Example: Cathy McMorris Rodgers. According to the website governmentgonewild.com, McMorris Rodgers' average net worth when she was elected to the House in 2004 was $106,504. By 2008, it was $1,423,013, reflecting a growth of 1,236 percent. In 2009, McMorris Rodgers dropped to $1,330,509, and after this Monday, who knows.

But McMorris Rodgers isn't the only congressional member hitting the financial big time via congressional service, and the only reason I use her is because she's our district's representative in the House. She's just one of 39 Republicans and 41 Democrats listed on governmentgonewild.com's “Skyrocketing 80” list.

But that's what shrewd investments will get you when you have a six-figure yearly salary to help out. When McMorris Rodgers started in 2005, her pay was $162,100, that eventually hit $174,000 in January 2009 where it's stayed.

I can't fault these folks for investing wisely.

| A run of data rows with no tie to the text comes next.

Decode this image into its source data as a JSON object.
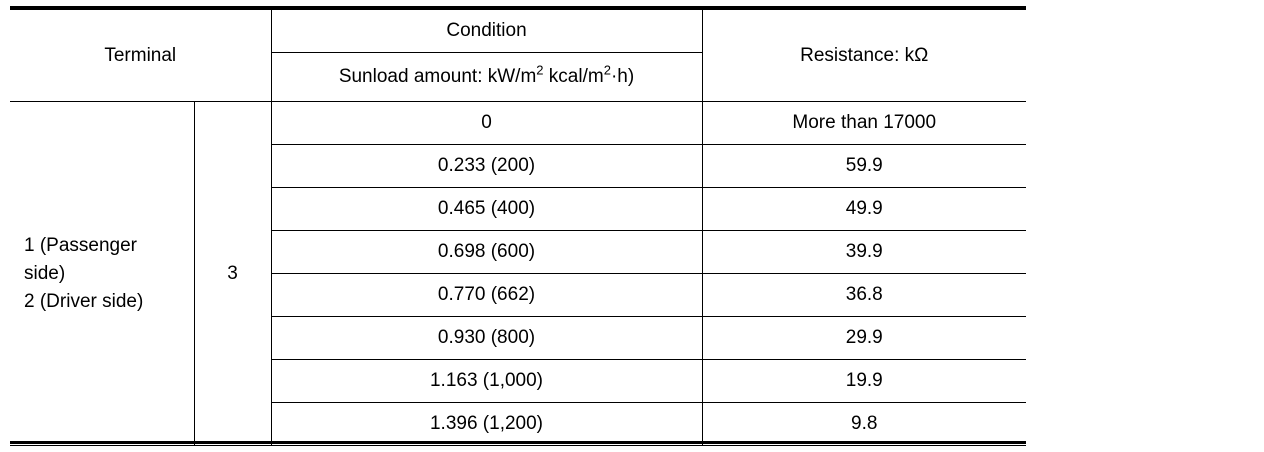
{
  "header": {
    "terminal": "Terminal",
    "condition": "Condition",
    "sunload_prefix": "Sunload amount: kW/m",
    "sunload_sup1": "2",
    "sunload_mid": " kcal/m",
    "sunload_sup2": "2",
    "sunload_suffix": "·h)",
    "resistance": "Resistance: kΩ"
  },
  "terminal": {
    "line1": "1 (Passenger",
    "line2": "side)",
    "line3": "2 (Driver side)",
    "ground": "3"
  },
  "rows": [
    {
      "sunload": "0",
      "resistance": "More than 17000"
    },
    {
      "sunload": "0.233 (200)",
      "resistance": "59.9"
    },
    {
      "sunload": "0.465 (400)",
      "resistance": "49.9"
    },
    {
      "sunload": "0.698 (600)",
      "resistance": "39.9"
    },
    {
      "sunload": "0.770 (662)",
      "resistance": "36.8"
    },
    {
      "sunload": "0.930 (800)",
      "resistance": "29.9"
    },
    {
      "sunload": "1.163 (1,000)",
      "resistance": "19.9"
    },
    {
      "sunload": "1.396 (1,200)",
      "resistance": "9.8"
    }
  ]
}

My point is however, with that salary and that wealth, how much do they really identify with the financial needs and concerns of the rest of us?

For contrast, the U.S. Census Bureau lists the 2009 median household income — just income — at $49,777, down from $50,112 in 2008. That 2009 figure ranges from $71,830 for a married-couple household to $25,269 for non-married female household.

People making $174,000 a year with net worth in the millions don't face the same impacts, struggles and hurdles as those making $71,830, let alone $49,777 or $25,269.

How can they then say they represent us or even understand and feel our pain? I don't think they can, and as such have perverted what the Founding Fathers intended when they eliminated wealth thresholds as qualifiers of service.

It's time to change that, at least in the “People's House,” and that likely needs to be done through citizen influence on their state legislatures to take action. I have ideas on changes, and I'm interested in reading yours.